Missouri Attorney General Andrew Bailey altered the Times’ framing of the issue in his tweet.

Where the article claimed it was "a ruling that could curtail efforts to fight disinformation," Bailey rewrote it as "a ruling that curtails the federal government’s efforts to censor free speech."

Author Michael Shellenberger blasted the paper, tweeting, "You guys have lost the plot."

Journalist Glenn Greenwald accused the paper of advocating for government censorship with the post, tweeting, "Of course The New York Times depicts this anti-censorship ruling as a dangerous shield for ‘disinformation.’ The most surreal fact of US political life is that the leading advocates for unified state/corporate censorship are large media corporations."

National Review contributor Pradheep Shanker claimed, "Of course the @nytimes can't admit that the govt sometimes WAS SPREADING MISINFORMATION."

In a recent podcast interview, Facebook CEO and founder Mark Zuckerberg even criticized the problems stemming from government and establishment groups’ involvement in requesting platforms to publish or restrict certain posts. 

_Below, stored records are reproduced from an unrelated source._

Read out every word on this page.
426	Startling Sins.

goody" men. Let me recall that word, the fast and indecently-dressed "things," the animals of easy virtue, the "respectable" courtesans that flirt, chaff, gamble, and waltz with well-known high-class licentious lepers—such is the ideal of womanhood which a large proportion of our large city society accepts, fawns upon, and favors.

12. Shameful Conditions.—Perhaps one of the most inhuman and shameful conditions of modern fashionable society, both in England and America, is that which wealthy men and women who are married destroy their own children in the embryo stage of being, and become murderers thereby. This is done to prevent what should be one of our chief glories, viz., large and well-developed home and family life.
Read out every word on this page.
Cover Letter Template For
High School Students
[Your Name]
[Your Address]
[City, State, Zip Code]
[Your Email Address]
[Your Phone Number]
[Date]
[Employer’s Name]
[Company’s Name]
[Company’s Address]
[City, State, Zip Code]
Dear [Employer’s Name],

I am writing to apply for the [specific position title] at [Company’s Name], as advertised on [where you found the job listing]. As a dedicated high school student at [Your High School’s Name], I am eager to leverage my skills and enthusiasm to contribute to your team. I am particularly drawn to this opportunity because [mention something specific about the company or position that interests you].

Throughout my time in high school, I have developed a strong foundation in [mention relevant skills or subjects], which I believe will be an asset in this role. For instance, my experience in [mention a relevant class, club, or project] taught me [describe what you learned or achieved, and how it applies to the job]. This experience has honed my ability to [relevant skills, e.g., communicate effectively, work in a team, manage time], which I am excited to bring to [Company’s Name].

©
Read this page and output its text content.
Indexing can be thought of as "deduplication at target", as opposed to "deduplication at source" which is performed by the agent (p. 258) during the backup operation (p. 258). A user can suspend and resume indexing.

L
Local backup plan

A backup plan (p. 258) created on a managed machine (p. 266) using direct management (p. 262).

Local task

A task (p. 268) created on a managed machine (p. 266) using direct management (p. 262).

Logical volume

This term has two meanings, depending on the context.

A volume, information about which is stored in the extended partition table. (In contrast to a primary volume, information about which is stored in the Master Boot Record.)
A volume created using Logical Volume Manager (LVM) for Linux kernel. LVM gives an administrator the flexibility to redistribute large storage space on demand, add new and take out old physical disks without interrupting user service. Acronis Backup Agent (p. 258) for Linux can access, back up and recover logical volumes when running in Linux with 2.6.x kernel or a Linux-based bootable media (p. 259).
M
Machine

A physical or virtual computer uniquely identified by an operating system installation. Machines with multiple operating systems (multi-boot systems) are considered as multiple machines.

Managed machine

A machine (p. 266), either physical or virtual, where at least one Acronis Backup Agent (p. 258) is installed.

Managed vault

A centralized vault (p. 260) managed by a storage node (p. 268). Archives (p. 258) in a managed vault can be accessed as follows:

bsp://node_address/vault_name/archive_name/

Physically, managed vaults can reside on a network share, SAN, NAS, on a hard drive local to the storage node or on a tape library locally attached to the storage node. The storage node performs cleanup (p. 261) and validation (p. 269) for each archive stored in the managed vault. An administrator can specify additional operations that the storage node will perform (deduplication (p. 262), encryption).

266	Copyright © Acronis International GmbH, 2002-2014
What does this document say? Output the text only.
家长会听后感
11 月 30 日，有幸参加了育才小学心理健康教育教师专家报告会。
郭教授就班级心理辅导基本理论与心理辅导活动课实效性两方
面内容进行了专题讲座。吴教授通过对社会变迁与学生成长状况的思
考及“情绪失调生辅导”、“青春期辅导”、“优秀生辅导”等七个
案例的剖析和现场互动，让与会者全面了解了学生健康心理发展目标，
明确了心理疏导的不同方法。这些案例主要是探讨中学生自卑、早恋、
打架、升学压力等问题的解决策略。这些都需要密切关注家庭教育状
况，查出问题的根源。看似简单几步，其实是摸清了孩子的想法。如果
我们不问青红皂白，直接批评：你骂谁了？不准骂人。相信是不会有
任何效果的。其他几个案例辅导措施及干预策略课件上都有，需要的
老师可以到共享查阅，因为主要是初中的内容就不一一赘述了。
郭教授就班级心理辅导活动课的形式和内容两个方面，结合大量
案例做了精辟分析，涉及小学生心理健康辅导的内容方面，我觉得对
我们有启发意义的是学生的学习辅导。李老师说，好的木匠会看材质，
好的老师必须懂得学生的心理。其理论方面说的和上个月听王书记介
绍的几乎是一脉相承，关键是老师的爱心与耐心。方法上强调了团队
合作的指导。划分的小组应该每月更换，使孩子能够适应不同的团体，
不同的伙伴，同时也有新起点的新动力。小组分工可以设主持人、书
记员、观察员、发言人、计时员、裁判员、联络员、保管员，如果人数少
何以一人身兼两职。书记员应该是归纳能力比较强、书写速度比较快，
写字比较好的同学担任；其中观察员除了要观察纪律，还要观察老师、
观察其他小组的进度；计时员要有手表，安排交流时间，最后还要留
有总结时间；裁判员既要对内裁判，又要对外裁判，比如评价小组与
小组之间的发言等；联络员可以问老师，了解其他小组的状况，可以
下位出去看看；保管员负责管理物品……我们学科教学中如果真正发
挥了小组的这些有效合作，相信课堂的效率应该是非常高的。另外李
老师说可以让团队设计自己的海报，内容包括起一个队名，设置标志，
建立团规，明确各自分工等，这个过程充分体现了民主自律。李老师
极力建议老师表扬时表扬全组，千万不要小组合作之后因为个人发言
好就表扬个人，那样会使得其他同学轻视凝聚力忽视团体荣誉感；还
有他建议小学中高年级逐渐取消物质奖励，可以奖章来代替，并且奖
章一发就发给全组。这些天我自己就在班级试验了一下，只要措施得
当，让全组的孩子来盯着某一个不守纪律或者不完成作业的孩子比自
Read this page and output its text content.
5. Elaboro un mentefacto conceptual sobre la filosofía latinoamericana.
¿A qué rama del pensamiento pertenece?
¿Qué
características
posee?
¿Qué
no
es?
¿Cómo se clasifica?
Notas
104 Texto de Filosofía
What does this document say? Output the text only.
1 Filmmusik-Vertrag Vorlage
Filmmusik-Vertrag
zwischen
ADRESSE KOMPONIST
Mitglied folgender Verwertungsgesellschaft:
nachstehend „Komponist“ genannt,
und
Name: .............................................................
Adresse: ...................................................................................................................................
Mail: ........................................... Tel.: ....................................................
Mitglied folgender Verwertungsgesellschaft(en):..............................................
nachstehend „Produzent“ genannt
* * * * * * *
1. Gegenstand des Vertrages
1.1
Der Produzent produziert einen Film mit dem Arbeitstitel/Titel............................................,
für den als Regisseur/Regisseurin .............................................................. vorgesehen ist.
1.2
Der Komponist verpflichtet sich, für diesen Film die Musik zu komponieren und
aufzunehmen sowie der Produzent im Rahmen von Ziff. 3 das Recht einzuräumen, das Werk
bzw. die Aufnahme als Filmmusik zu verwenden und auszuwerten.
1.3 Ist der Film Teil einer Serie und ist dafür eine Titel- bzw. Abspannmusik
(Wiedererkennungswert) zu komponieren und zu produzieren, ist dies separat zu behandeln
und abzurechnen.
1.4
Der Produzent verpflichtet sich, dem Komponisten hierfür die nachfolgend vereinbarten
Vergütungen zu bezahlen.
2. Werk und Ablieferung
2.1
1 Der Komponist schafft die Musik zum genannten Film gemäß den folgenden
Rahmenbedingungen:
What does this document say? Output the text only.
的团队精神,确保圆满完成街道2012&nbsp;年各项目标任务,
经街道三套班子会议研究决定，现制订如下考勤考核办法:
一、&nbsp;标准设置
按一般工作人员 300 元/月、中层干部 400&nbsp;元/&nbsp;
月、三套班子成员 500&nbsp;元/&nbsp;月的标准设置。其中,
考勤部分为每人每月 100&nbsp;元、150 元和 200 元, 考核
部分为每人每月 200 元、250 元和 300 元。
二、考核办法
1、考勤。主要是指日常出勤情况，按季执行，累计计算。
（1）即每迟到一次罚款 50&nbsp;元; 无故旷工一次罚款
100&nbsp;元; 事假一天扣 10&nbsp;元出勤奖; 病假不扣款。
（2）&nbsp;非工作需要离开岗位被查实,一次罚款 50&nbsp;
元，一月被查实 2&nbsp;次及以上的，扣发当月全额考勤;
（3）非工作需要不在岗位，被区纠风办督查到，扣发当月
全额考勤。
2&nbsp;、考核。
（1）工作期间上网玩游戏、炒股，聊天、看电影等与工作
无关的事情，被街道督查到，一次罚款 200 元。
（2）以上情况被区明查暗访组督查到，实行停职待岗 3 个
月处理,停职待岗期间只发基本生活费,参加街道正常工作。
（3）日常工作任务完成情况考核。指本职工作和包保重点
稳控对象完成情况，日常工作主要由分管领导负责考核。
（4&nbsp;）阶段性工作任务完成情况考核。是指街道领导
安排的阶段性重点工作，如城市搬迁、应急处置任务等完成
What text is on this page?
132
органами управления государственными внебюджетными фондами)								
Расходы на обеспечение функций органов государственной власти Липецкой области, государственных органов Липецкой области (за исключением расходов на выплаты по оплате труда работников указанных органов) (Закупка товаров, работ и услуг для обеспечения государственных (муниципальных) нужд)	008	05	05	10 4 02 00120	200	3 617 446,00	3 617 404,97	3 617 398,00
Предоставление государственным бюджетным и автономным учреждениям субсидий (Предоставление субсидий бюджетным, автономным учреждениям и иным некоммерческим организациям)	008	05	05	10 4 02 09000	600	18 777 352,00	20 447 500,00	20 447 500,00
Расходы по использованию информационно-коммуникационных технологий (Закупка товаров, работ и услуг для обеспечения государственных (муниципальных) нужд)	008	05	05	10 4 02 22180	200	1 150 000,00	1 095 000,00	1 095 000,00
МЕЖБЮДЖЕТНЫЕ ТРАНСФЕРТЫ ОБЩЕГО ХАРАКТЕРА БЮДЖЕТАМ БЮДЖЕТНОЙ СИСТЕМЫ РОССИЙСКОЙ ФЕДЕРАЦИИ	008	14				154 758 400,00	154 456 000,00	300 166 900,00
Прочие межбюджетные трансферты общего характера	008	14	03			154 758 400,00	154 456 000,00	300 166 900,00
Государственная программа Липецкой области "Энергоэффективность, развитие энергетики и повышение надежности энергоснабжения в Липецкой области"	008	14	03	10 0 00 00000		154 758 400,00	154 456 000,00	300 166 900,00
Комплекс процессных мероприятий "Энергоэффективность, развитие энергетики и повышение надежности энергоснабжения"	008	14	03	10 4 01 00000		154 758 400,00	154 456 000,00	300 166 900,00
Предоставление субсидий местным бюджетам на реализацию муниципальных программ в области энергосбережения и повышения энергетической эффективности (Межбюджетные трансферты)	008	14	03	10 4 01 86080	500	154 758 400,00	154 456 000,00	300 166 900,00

He claimed, "Just take some of the stuff around COVID earlier on in the pandemic, where there were real health implications, but there hadn’t been time to fully vet a bunch of the scientific assumptions, and, unfortunately, I think a lot of the establishment on that kind of waffled on a bunch of facts."

Zuckerberg noted the "establishment" encouraged him to enforce these shaky facts, saying they "asked for a bunch of things to be censored that, in retrospect, ended up being more debatable or true."